Out by the gift shop it was light again, and they both blinked.
‘Do you want to get a coffee?’ Adam asked.
‘I think I want wine. Sit down, I’ll get it.’
They sat for an hour in the gallery café, watching the people coming and going.
‘So then Sean says You need to think about the best interests of the child. He’ll be less displaced if he stays with Dad.’ She affected a neanderthal voice, tucked in her chin, scratched her groin. ‘And I said I think it’s in the child’s best interests that he not remain in a houseful of smackies, and Dad’s got two DV charges, you fuckhead.’
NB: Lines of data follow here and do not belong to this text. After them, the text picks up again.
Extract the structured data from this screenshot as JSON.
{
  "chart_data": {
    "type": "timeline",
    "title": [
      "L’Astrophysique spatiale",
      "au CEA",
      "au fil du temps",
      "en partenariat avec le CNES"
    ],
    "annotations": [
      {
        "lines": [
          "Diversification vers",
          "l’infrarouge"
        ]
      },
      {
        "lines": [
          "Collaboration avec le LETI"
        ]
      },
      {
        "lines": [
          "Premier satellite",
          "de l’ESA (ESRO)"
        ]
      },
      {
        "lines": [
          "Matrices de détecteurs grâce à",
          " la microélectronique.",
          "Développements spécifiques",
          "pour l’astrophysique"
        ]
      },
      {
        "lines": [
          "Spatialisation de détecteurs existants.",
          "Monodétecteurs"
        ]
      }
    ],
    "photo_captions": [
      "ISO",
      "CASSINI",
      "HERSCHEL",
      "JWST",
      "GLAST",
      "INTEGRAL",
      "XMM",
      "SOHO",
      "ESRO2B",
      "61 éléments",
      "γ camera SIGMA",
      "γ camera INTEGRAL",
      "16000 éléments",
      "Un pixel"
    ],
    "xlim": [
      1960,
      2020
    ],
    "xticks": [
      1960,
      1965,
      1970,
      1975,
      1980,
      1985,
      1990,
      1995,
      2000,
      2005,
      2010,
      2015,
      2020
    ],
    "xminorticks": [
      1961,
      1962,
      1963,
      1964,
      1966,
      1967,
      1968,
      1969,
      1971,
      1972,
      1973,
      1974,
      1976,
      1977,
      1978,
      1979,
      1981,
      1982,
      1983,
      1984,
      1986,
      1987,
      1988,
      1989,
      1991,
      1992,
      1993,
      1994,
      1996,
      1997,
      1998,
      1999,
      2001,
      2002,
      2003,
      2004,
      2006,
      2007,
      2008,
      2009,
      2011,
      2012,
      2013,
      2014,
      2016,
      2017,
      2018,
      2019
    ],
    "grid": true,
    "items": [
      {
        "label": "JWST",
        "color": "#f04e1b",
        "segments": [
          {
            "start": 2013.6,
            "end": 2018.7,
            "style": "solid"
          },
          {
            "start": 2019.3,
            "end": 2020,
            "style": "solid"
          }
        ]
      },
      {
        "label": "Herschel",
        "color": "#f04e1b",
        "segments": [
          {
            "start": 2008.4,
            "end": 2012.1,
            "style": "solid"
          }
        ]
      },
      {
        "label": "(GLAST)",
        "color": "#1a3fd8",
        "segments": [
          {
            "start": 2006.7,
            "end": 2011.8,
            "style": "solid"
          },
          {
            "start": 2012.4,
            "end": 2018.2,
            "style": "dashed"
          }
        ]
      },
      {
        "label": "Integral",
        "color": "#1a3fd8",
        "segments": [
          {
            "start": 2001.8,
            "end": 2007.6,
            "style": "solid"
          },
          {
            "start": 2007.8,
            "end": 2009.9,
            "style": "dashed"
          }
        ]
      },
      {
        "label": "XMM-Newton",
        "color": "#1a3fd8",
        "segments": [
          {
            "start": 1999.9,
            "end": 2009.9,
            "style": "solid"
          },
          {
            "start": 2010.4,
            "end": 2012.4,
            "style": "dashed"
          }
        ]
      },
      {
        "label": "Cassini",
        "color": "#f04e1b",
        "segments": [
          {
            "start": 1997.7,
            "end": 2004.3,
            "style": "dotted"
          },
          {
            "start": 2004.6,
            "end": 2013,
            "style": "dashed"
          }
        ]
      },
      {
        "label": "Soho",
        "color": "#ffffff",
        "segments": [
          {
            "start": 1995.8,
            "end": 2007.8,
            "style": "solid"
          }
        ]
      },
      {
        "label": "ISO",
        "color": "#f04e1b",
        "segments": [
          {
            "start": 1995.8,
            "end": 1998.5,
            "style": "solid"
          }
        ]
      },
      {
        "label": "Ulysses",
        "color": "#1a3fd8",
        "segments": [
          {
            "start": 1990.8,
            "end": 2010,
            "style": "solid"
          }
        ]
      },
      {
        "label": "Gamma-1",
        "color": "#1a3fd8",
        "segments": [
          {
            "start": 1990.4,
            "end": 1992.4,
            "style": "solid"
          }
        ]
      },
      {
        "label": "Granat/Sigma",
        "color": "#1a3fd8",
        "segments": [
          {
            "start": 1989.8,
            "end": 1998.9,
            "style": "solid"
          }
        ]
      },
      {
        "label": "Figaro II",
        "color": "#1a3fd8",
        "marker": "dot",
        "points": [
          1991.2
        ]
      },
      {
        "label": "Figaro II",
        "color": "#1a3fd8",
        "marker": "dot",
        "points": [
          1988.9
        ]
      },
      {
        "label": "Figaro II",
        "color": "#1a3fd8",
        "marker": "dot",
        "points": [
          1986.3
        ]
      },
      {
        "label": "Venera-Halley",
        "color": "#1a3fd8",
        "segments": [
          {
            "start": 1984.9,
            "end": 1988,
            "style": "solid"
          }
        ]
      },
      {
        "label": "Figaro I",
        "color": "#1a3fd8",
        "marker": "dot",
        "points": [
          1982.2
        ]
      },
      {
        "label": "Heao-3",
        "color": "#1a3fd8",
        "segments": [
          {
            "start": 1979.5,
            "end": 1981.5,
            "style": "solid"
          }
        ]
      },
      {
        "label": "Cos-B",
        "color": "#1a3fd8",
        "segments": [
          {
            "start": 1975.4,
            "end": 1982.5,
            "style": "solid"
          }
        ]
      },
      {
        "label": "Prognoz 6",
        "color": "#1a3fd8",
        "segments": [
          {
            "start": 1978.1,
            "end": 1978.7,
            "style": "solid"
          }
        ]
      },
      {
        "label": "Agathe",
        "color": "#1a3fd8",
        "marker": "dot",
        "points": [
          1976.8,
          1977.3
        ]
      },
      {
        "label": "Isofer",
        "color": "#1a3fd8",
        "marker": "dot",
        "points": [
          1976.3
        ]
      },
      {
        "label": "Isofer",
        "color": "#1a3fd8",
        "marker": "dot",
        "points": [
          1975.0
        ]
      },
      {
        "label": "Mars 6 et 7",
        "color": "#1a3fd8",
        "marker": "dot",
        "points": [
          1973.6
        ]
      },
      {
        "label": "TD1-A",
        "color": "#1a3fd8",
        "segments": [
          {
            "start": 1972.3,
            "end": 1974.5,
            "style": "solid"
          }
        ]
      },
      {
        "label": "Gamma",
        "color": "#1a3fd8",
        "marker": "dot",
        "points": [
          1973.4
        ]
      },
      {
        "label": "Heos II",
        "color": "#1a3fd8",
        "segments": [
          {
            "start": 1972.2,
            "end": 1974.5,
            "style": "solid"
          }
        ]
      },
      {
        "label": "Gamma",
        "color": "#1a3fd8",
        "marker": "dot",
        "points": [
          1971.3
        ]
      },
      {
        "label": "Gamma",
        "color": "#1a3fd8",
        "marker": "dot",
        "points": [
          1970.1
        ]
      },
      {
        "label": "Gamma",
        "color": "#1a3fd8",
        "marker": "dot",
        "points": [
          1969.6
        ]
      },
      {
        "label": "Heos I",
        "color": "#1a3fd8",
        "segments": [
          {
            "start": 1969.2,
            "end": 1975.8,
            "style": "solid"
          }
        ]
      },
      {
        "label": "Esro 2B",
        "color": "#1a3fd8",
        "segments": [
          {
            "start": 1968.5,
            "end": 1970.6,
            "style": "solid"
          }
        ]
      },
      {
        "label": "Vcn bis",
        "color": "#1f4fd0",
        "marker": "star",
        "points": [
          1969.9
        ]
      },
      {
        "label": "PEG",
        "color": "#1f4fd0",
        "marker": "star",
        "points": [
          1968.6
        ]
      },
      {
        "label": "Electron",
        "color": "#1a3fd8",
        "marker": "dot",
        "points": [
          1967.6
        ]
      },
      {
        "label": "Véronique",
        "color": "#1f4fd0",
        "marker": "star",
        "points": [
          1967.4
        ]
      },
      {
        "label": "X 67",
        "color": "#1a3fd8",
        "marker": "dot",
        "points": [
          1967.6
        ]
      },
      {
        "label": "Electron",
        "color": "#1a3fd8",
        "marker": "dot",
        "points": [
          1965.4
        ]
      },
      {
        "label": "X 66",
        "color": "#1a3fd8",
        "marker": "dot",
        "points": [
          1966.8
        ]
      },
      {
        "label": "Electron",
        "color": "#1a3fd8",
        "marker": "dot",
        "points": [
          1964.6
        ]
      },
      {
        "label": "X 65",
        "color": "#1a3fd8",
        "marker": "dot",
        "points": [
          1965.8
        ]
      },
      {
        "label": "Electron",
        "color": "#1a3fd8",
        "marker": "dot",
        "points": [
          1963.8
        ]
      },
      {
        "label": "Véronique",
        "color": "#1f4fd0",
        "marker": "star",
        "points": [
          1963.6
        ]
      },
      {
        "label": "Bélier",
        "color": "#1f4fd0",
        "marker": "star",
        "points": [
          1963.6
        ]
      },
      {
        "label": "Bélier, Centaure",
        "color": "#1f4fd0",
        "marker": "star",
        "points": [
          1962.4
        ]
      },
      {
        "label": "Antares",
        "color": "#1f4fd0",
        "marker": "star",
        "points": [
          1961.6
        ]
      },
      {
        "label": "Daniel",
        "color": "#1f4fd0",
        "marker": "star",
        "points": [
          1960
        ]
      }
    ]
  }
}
‘No you didn’t,’ Adam said.
‘I didn’t call him a fuckhead. But he is.’ She watched Adam scoop the last of the froth from his cup. ‘He’s all non-interventionist when it’s some bloke with a string of assault charges, but he’s pretty trigger-happy when it’s an ID mum or a Koori family.’
‘Fark.’ He glanced around. ‘Hey, do you reckon we’re the youngest people in here by about twenty years?’
‘I’d say forty.’
Adam scooted his chair around so that he sat beside Audrey. He reached for her, and she settled into his arms. ‘Do you know,’ she said, ‘we say still life but the French say nature morte?’
‘Dead nature.’
When Audrey raised her head, Adam’s face was crumpled.
‘I feel like everything I say upsets you,’ she said, ‘and I’m sorry.’
‘I’m not upset.’ He touched her cheek, checked his watch. ‘Come on. They shut soon.’
On the way out he bought her a postcard of a Louise Bourgeois painting. It was the red watercolour hands, reaching.
Walking home from the tram stop she passed the pub. They were packing up the outdoor furniture. There was music streaming from inside. The guy stacking the chairs said Hey to Audrey as she passed, and she said ’Night.